熱寸法安定性=(静置後の寸法)/(静置前の寸法)
【0055】
<引張降伏点強度>
得られたフィルムを2号ダンベル型に打抜いて試験片とした。23℃にて試験片を引張試験機(東洋精機社製)を用いて、引張速度50mm/分の条件で測定した。
【0056】
<強度保持率>
得られたフィルムをTD方向50mm、MD方向70mmに打抜いて試験片とした。プレッシャークッカー試験機EHS−221M(エスペック社製)を用いて、120℃、100%RHの環境下で12時間試験した後、23℃にて試験片を引張試験機(東洋精機社製)を用いて引張速度50mm/分の条件で降伏点強度を測定した。同様に、プレッシャークッカー試験前の試験片の降伏点強度を測定した。

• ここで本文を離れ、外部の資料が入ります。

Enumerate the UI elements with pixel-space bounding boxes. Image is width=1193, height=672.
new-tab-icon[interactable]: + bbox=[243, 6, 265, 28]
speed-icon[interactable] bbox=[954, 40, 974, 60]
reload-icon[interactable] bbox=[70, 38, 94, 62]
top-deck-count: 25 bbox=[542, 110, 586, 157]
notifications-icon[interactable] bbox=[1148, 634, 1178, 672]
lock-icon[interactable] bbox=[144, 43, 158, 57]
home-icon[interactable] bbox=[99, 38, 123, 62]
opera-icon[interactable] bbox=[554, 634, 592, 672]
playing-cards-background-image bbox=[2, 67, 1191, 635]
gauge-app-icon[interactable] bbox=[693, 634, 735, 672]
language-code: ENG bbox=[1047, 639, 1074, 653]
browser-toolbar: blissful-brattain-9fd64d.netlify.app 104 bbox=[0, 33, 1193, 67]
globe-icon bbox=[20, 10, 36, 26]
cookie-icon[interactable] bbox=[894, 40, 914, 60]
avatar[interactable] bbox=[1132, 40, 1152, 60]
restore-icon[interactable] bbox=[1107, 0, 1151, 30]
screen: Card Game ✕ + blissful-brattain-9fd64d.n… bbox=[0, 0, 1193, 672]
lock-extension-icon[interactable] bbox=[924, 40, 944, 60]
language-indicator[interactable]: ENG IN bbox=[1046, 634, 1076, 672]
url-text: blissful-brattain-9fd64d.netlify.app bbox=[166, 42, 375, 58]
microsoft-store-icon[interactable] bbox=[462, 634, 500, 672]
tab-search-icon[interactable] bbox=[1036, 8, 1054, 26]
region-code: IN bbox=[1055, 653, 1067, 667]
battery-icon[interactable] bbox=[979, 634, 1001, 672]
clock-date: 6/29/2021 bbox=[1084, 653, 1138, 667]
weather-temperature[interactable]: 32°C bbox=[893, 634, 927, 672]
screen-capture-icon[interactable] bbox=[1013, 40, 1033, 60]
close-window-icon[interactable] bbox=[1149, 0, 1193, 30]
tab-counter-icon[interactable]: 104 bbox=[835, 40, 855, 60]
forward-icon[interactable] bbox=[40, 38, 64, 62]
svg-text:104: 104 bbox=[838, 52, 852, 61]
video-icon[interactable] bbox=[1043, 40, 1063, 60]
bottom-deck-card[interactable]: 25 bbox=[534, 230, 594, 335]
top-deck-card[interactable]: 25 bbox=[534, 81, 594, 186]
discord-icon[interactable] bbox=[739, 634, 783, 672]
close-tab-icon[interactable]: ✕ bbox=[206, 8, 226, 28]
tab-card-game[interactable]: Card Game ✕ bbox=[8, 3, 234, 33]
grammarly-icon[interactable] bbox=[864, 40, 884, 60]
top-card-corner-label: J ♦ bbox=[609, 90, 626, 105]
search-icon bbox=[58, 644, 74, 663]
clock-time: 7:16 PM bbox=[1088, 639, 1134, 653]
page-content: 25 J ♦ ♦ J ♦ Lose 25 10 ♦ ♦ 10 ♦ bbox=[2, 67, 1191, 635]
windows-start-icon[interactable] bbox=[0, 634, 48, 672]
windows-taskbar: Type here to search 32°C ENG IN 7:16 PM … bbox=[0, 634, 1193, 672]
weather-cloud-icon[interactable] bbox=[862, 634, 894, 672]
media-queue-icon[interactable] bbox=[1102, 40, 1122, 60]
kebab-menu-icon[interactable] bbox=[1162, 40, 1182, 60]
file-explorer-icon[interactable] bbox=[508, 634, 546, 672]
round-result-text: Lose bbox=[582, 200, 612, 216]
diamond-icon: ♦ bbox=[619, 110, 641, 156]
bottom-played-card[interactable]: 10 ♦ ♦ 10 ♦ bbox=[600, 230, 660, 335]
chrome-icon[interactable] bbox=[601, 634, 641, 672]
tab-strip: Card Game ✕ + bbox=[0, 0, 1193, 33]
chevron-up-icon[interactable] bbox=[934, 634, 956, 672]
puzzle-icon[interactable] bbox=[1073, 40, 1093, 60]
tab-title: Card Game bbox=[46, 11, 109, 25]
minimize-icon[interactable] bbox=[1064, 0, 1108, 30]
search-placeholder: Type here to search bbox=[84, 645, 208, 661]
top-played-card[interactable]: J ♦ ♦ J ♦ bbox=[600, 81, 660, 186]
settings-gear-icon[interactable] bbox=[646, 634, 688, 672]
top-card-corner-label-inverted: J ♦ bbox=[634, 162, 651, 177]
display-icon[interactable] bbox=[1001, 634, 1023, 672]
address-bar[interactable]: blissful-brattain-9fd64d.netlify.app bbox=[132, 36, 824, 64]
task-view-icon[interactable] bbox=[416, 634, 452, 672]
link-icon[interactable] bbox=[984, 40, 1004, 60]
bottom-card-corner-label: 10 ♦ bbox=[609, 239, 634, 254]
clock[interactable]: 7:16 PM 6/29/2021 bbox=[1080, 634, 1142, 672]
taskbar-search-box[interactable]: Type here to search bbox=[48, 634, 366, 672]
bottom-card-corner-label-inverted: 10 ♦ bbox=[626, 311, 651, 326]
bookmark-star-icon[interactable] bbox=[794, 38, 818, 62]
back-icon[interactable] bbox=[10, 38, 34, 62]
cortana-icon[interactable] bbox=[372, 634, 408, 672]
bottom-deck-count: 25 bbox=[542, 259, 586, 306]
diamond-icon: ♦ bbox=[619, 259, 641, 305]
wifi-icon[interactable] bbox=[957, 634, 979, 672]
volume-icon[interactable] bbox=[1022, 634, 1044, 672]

次式によって強度保持率を評価した。数値が高い程、強度保持率が良好なことを意味する。

強度保持率=(プレッシャークッカー試験後の降伏点強度)/(プレッシャークッカー試験前の降伏点強度)
【0057】
【表1】
【0058】
表1の結果より、本発明の樹脂組成物は、成型体を成形する際のスクリーン付近の濾圧上昇が低く、加工性にも優れており、該樹脂組成物を用いて形成したフィルムは、隠蔽性が高く、耐久性との両立ができていることが確認できた。
【0059】
なお、希釈樹脂を用いずに、得られた樹脂組成物を用いてそのままフィルムを形成した場合にも、本願の樹脂組成物からなるフィルムは比較例の樹脂組成物からなるフィルムよりも隠蔽性と耐久性に優れていた。